Un tuffo nella storia, un sapore antico e familiare. Quando un elbano sente il profumo della sburrita, ricorda gli uomini che, fino a metà del secolo scorso, hanno lavorato e si sono consumati nelle miniere e sui pescherecci.
Per preparare questa zuppa, le donne di Rio nell'Elba e di Rio Marina usavano grandi pentole pienandole d'acqua fino all'orlo e vi immergevano l'aglio (una decina di spicchi schiacciati) con la nepitella e il timo che coglievano nei campi vicini. Un pizzico di zenzero, poi, conferiva un tocco di grande esoticità ed era particolarmente gradito al palato degli uomini riesi.

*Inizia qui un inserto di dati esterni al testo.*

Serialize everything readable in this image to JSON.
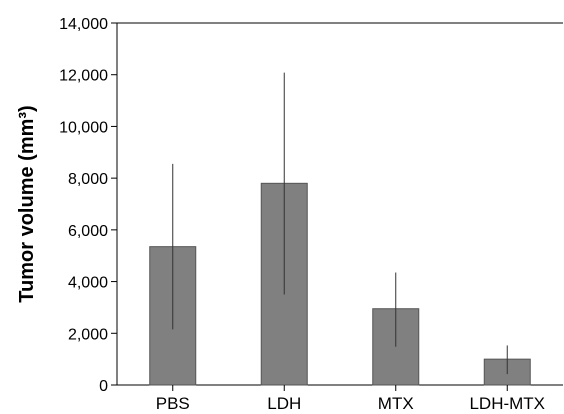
{
  "chart_data": {
    "type": "bar",
    "categories": [
      "PBS",
      "LDH",
      "MTX",
      "LDH-MTX"
    ],
    "series": [
      {
        "values": [
          5350,
          7800,
          2950,
          1000
        ],
        "error_low": [
          2150,
          3500,
          1480,
          420
        ],
        "error_high": [
          8550,
          12080,
          4350,
          1530
        ]
      }
    ],
    "ylabel": "Tumor volume (mm³)",
    "xlabel": "",
    "title": "",
    "ylim": [
      0,
      14000
    ],
    "yticks": [
      0,
      2000,
      4000,
      6000,
      8000,
      10000,
      12000,
      14000
    ],
    "ytick_labels": [
      "0",
      "2,000",
      "4,000",
      "6,000",
      "8,000",
      "10,000",
      "12,000",
      "14,000"
    ],
    "bar_color": "#808080",
    "grid": false,
    "legend": "none"
  }
}
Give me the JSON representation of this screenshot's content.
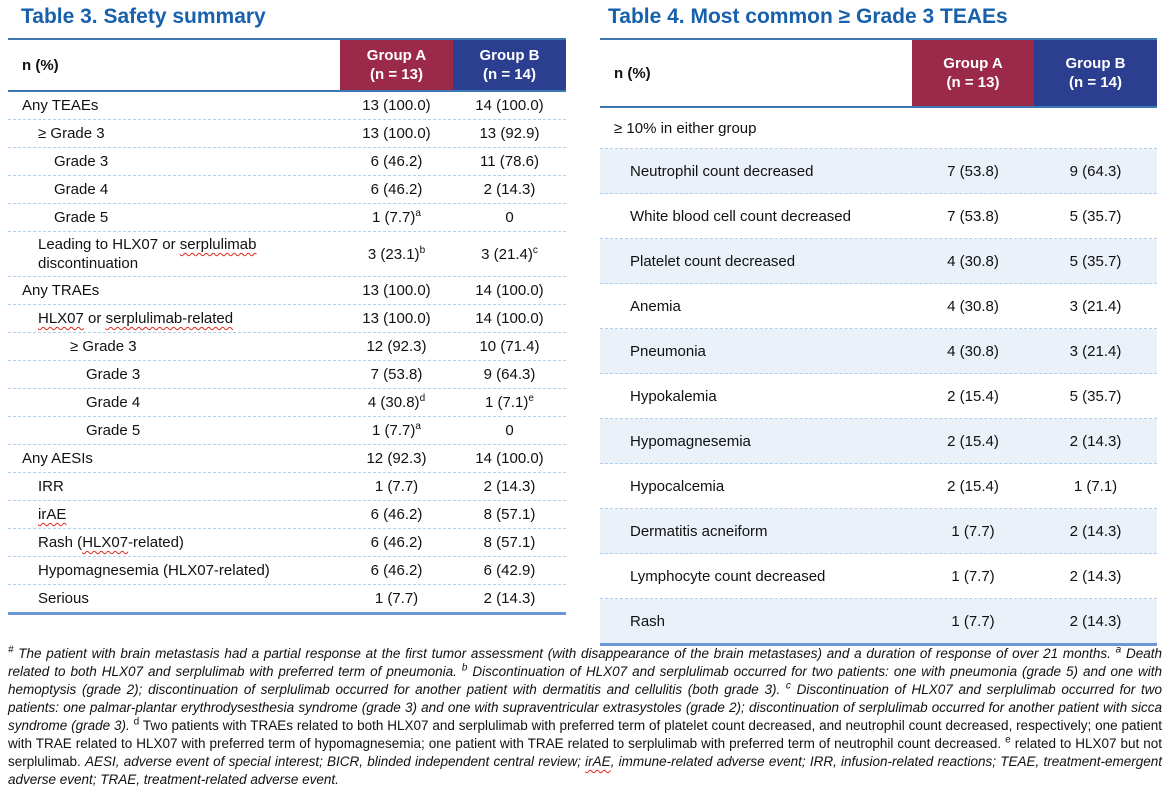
{
  "colors": {
    "title_blue": "#1760AC",
    "group_a_red": "#9B2A4A",
    "group_b_blue": "#2C3E8F",
    "rule_blue": "#3D76B3",
    "bottom_rule_blue": "#6B96D8",
    "row_separator_blue": "#AFCFEC",
    "row_stripe_blue": "#EAF1F9",
    "squiggle_red": "#E0281E",
    "text_black": "#111111"
  },
  "table3": {
    "title": "Table 3. Safety summary",
    "col_label": "n (%)",
    "group_a": {
      "name": "Group A",
      "n": "(n = 13)"
    },
    "group_b": {
      "name": "Group B",
      "n": "(n = 14)"
    },
    "rows": [
      {
        "label": "Any TEAEs",
        "indent": 0,
        "a": "13 (100.0)",
        "b": "14 (100.0)"
      },
      {
        "label": "≥ Grade 3",
        "indent": 1,
        "a": "13 (100.0)",
        "b": "13 (92.9)"
      },
      {
        "label": "Grade 3",
        "indent": 2,
        "a": "6 (46.2)",
        "b": "11 (78.6)"
      },
      {
        "label": "Grade 4",
        "indent": 2,
        "a": "6 (46.2)",
        "b": "2 (14.3)"
      },
      {
        "label": "Grade 5",
        "indent": 2,
        "a": "1 (7.7)",
        "a_sup": "a",
        "b": "0"
      },
      {
        "label": "Leading to HLX07 or serplulimab discontinuation",
        "indent": 1,
        "a": "3 (23.1)",
        "a_sup": "b",
        "b": "3 (21.4)",
        "b_sup": "c",
        "squiggle": [
          "serplulimab"
        ]
      },
      {
        "label": "Any TRAEs",
        "indent": 0,
        "a": "13 (100.0)",
        "b": "14 (100.0)"
      },
      {
        "label": "HLX07 or serplulimab-related",
        "indent": 1,
        "a": "13 (100.0)",
        "b": "14 (100.0)",
        "squiggle": [
          "HLX07",
          "serplulimab-related"
        ]
      },
      {
        "label": "≥ Grade 3",
        "indent": 3,
        "a": "12 (92.3)",
        "b": "10 (71.4)"
      },
      {
        "label": "Grade 3",
        "indent": 4,
        "a": "7 (53.8)",
        "b": "9 (64.3)"
      },
      {
        "label": "Grade 4",
        "indent": 4,
        "a": "4 (30.8)",
        "a_sup": "d",
        "b": "1 (7.1)",
        "b_sup": "e"
      },
      {
        "label": "Grade 5",
        "indent": 4,
        "a": "1 (7.7)",
        "a_sup": "a",
        "b": "0"
      },
      {
        "label": "Any AESIs",
        "indent": 0,
        "a": "12 (92.3)",
        "b": "14 (100.0)"
      },
      {
        "label": "IRR",
        "indent": 1,
        "a": "1 (7.7)",
        "b": "2 (14.3)"
      },
      {
        "label": "irAE",
        "indent": 1,
        "a": "6 (46.2)",
        "b": "8 (57.1)",
        "squiggle": [
          "irAE"
        ]
      },
      {
        "label": "Rash (HLX07-related)",
        "indent": 1,
        "a": "6 (46.2)",
        "b": "8 (57.1)",
        "squiggle": [
          "HLX07"
        ]
      },
      {
        "label": "Hypomagnesemia (HLX07-related)",
        "indent": 1,
        "a": "6 (46.2)",
        "b": "6 (42.9)"
      },
      {
        "label": "Serious",
        "indent": 1,
        "a": "1 (7.7)",
        "b": "2 (14.3)"
      }
    ]
  },
  "table4": {
    "title": "Table 4. Most common ≥ Grade 3 TEAEs",
    "col_label": "n (%)",
    "group_a": {
      "name": "Group A",
      "n": "(n = 13)"
    },
    "group_b": {
      "name": "Group B",
      "n": "(n = 14)"
    },
    "subheader": "≥ 10% in either group",
    "rows": [
      {
        "label": "Neutrophil count decreased",
        "indent": 1,
        "a": "7 (53.8)",
        "b": "9 (64.3)"
      },
      {
        "label": "White blood cell count decreased",
        "indent": 1,
        "a": "7 (53.8)",
        "b": "5 (35.7)"
      },
      {
        "label": "Platelet count decreased",
        "indent": 1,
        "a": "4 (30.8)",
        "b": "5 (35.7)"
      },
      {
        "label": "Anemia",
        "indent": 1,
        "a": "4 (30.8)",
        "b": "3 (21.4)"
      },
      {
        "label": "Pneumonia",
        "indent": 1,
        "a": "4 (30.8)",
        "b": "3 (21.4)"
      },
      {
        "label": "Hypokalemia",
        "indent": 1,
        "a": "2 (15.4)",
        "b": "5 (35.7)"
      },
      {
        "label": "Hypomagnesemia",
        "indent": 1,
        "a": "2 (15.4)",
        "b": "2 (14.3)"
      },
      {
        "label": "Hypocalcemia",
        "indent": 1,
        "a": "2 (15.4)",
        "b": "1 (7.1)"
      },
      {
        "label": "Dermatitis acneiform",
        "indent": 1,
        "a": "1 (7.7)",
        "b": "2 (14.3)"
      },
      {
        "label": "Lymphocyte count decreased",
        "indent": 1,
        "a": "1 (7.7)",
        "b": "2 (14.3)"
      },
      {
        "label": "Rash",
        "indent": 1,
        "a": "1 (7.7)",
        "b": "2 (14.3)"
      }
    ]
  },
  "footnote": {
    "segments": [
      {
        "t": "#",
        "sup": true,
        "italic": true
      },
      {
        "t": " The patient with brain metastasis had a partial response at the first tumor assessment (with disappearance of the brain metastases) and a duration of response of over 21 months. ",
        "italic": true
      },
      {
        "t": "a",
        "sup": true,
        "italic": true
      },
      {
        "t": " Death related to both HLX07 and serplulimab with preferred term of pneumonia. ",
        "italic": true
      },
      {
        "t": "b",
        "sup": true,
        "italic": true
      },
      {
        "t": " Discontinuation of HLX07 and serplulimab occurred for two patients: one with pneumonia (grade 5) and one with hemoptysis (grade 2); discontinuation of serplulimab occurred for another patient with dermatitis and cellulitis (both grade 3). ",
        "italic": true
      },
      {
        "t": "c",
        "sup": true,
        "italic": true
      },
      {
        "t": " Discontinuation of HLX07 and serplulimab occurred for two patients: one palmar-plantar erythrodysesthesia syndrome (grade 3) and one with supraventricular extrasystoles (grade 2); discontinuation of serplulimab occurred for another patient with sicca syndrome (grade 3). ",
        "italic": true
      },
      {
        "t": "d",
        "sup": true,
        "italic": false
      },
      {
        "t": " Two patients with TRAEs related to both HLX07 and serplulimab with preferred term of platelet count decreased, and neutrophil count decreased, respectively; one patient with TRAE related to HLX07 with preferred term of hypomagnesemia; one patient with TRAE related to serplulimab with preferred term of neutrophil count decreased. ",
        "italic": false
      },
      {
        "t": "e",
        "sup": true,
        "italic": false
      },
      {
        "t": " related to HLX07 but not serplulimab. ",
        "italic": false
      },
      {
        "t": "AESI, adverse event of special interest; BICR, blinded independent central review; ",
        "italic": true
      },
      {
        "t": "irAE",
        "italic": true,
        "sq": true
      },
      {
        "t": ", immune-related adverse event; IRR, infusion-related reactions; TEAE, treatment-emergent adverse event; TRAE, treatment-related adverse event.",
        "italic": true
      }
    ]
  }
}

Quando l'acqua giungeva all'ebollizione venivano aggiunti due o tre cucchiai d'olio extra vergine (quello dagli oliveti di Rio è particolarmente gustoso) e il baccalà tagliato in pezzi grossi.
Il tutto cuoceva a fuoco lento per circa 30 minuti, anche se spesso la cottura si poteva prolungare per dare più corpo alla zuppa e con il risultato di sprigionare nell'aria, una fragranza inconfondibile.
La sburrita si serve ora come allora in piatti profondi e foderati con fette di pane ben abbrustolito.
Si accompagna con un buon vino Procanico elbano freddo.

Ingredienti:
un baccalà di circa 1 kg morbido, 1 testa d'aglio, del timo, nepitella, peperoncino, olio extravergine d'oliva riese e molte fette di pane abbrusolito alla fiamma.